My life doesn’t only revolve around hiring, video interviewing and recruiting. I also commit a lot of time to coaching. No, not coaching adults, coaching children. As the father of a seven year old and a five year old, I have spent the last four years managing t-ball teams to success. Yes, some of us more serious coaches privately keep score even in t-ball. In addition, I have for the last year and a half helped manage a class of five and six year olds at church, so I have a lot of experience dealing with children. Here are a few lessons we can learn from these miniature humans.
- They want to win perhaps more than adults – As of this post, my record over the last two years in t-ball is 26-1-1. My key to success? I ask the children before every game if they want to have fun. “Yes.” they reply. I then ask, “Is it more fun to win or to lose?” “Win!” they shout. That’s the secret. Let them know that winning is important! Early on I had my failures, too. In my first stint at coaching I learned that every child wants to win whether they are playing Candy Land, a video game, or tag. Their desire to win is so primal and fierce at times that we’ve convinced them that winning isn’t important so as not to hurt their little hearts when they lose. Telling them there are no winners and losers, while designed to get them to solely appreciate game play, gives them no motivation to try harder and get better. Children’s joy comes from winning the game more than playing it. Sure many kids need to suck it up when they lose but how many of us adults need to be a little less content when we finish third or fourth?
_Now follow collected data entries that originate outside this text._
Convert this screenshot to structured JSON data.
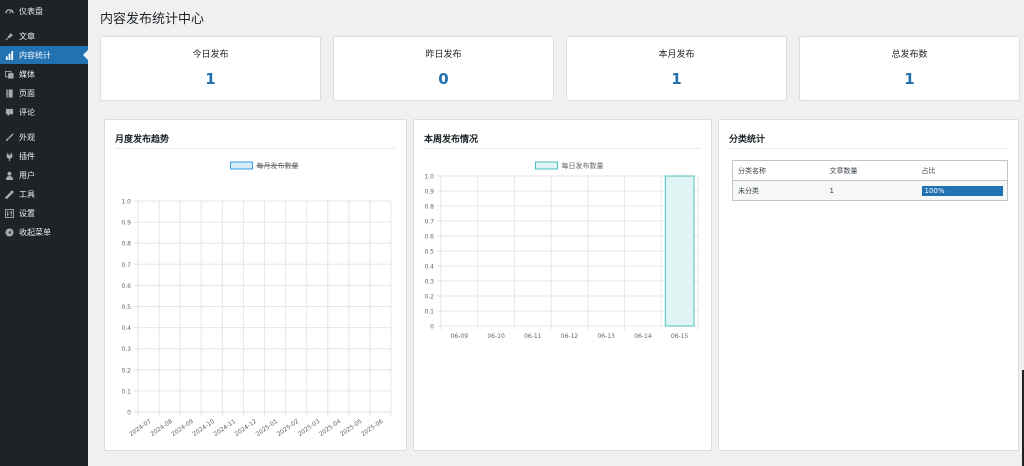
{
  "sidebar": {
    "items": [
      {
        "label": "仪表盘",
        "icon": "dashboard-icon",
        "active": false
      },
      {
        "label": "文章",
        "icon": "pin-icon",
        "active": false
      },
      {
        "label": "内容统计",
        "icon": "bar-chart-icon",
        "active": true
      },
      {
        "label": "媒体",
        "icon": "media-icon",
        "active": false
      },
      {
        "label": "页面",
        "icon": "page-icon",
        "active": false
      },
      {
        "label": "评论",
        "icon": "comment-icon",
        "active": false
      },
      {
        "label": "外观",
        "icon": "brush-icon",
        "active": false
      },
      {
        "label": "插件",
        "icon": "plugin-icon",
        "active": false
      },
      {
        "label": "用户",
        "icon": "user-icon",
        "active": false
      },
      {
        "label": "工具",
        "icon": "wrench-icon",
        "active": false
      },
      {
        "label": "设置",
        "icon": "settings-icon",
        "active": false
      },
      {
        "label": "收起菜单",
        "icon": "collapse-icon",
        "active": false
      }
    ]
  },
  "page": {
    "title": "内容发布统计中心"
  },
  "stats": [
    {
      "label": "今日发布",
      "value": "1"
    },
    {
      "label": "昨日发布",
      "value": "0"
    },
    {
      "label": "本月发布",
      "value": "1"
    },
    {
      "label": "总发布数",
      "value": "1"
    }
  ],
  "colors": {
    "accent": "#2271b1",
    "sidebar": "#1d2327",
    "bar_fill": "#e0f4f4",
    "bar_stroke": "#4bc0c0",
    "legend_fill": "#d6ebf7",
    "legend_stroke": "#36a2eb"
  },
  "panels": {
    "monthly": {
      "title": "月度发布趋势"
    },
    "weekly": {
      "title": "本周发布情况"
    },
    "category": {
      "title": "分类统计",
      "headers": [
        "分类名称",
        "文章数量",
        "占比"
      ],
      "rows": [
        {
          "name": "未分类",
          "count": "1",
          "percent": 100,
          "percent_label": "100%"
        }
      ]
    }
  },
  "chart_data": [
    {
      "type": "line",
      "legend_label": "每月发布数量",
      "legend_hidden": true,
      "categories": [
        "2024-07",
        "2024-08",
        "2024-09",
        "2024-10",
        "2024-11",
        "2024-12",
        "2025-01",
        "2025-02",
        "2025-03",
        "2025-04",
        "2025-05",
        "2025-06"
      ],
      "series": [
        {
          "name": "每月发布数量",
          "values": []
        }
      ],
      "ylim": [
        0,
        1
      ],
      "yticks": [
        "0",
        "0.1",
        "0.2",
        "0.3",
        "0.4",
        "0.5",
        "0.6",
        "0.7",
        "0.8",
        "0.9",
        "1.0"
      ],
      "grid": true,
      "legend_position": "top"
    },
    {
      "type": "bar",
      "legend_label": "每日发布数量",
      "categories": [
        "06-09",
        "06-10",
        "06-11",
        "06-12",
        "06-13",
        "06-14",
        "06-15"
      ],
      "series": [
        {
          "name": "每日发布数量",
          "values": [
            0,
            0,
            0,
            0,
            0,
            0,
            1
          ]
        }
      ],
      "ylim": [
        0,
        1
      ],
      "yticks": [
        "0",
        "0.1",
        "0.2",
        "0.3",
        "0.4",
        "0.5",
        "0.6",
        "0.7",
        "0.8",
        "0.9",
        "1.0"
      ],
      "grid": true,
      "legend_position": "top"
    }
  ]
}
- They know the squeaky wheel does get the grease – Not all children are the same. Some ask politely for the things they want and when turned down, they accept your logic for denying their request and proceed quietly about their business. Those are the children we respect. Then there are children who will not take “no” for an answer. They plead, beg and argue until you finally give into their demands simply because you don’t want to listen to them further. You don’t love them for it and they realize you are annoyed but to them getting what they want far outweighs your opinion of them. Though their selfishness needs some work, not worrying about what others think of them is a quality that helps them succeed. Fear of criticism does not hold them back as it does many adults.
- They forget the past and don’t worry about the future – Children make mistakes but most do not dwell on them for days or even weeks as adults do. They are blessed with short memories. By not allowing past mistakes to spoil their present self-confidence, children are often willing to take more chances. Additionally children live in the moment and don’t worry about the troubles of tomorrow that could rob their present day of its joy.
- Children keep on trucking – Similar to number three, children have the ability to get back up after falling and move on. They don’t let broken arms, runny noses or sore throats stop them. They don’t fill themselves with the “woe is me” attitude that so often plagues adults after years of being beaten down by life. Have you ever remarked while watching a child run across a room, “Boy I wish I had their energy?” Energy lands jobs. Energy gets business deals closed. Energy gets the worm! Adults slow down and most of the time this results from a mental influence rather than a physical one. Ignore your traffic ticket. Forget about the dinner with your in-laws! Stand up, brush yourself off, and attack life with the energy you wish you had!
- Children have friends – Do you remember when you had so many friends you couldn’t choose who to invite over to play? As life takes over, adult friends take a back seat to work and other responsibilities. Unbeknownst to us, with each friend that falls by the wayside, our opportunities and our energy dissipate a little more. Why do children have enthusiasm? Why do children want to win? Why do children brush themselves off and keep on keeping on? Because they have friends who motivate them to win, make them laugh, encourage them and open doors for them. Friends introduce you to new opportunities. Friends help land you jobs. Friends pick you up when you are down. Find your friends again and you will find your spirit to stand tall.
Thanks for your ear. I’m off to line the field for one of my two remaining t-ball games. I hope I didn’t jinx myself by stating my record. Just remember, you can find inspiration even in children and once again rekindle your competitive spirit.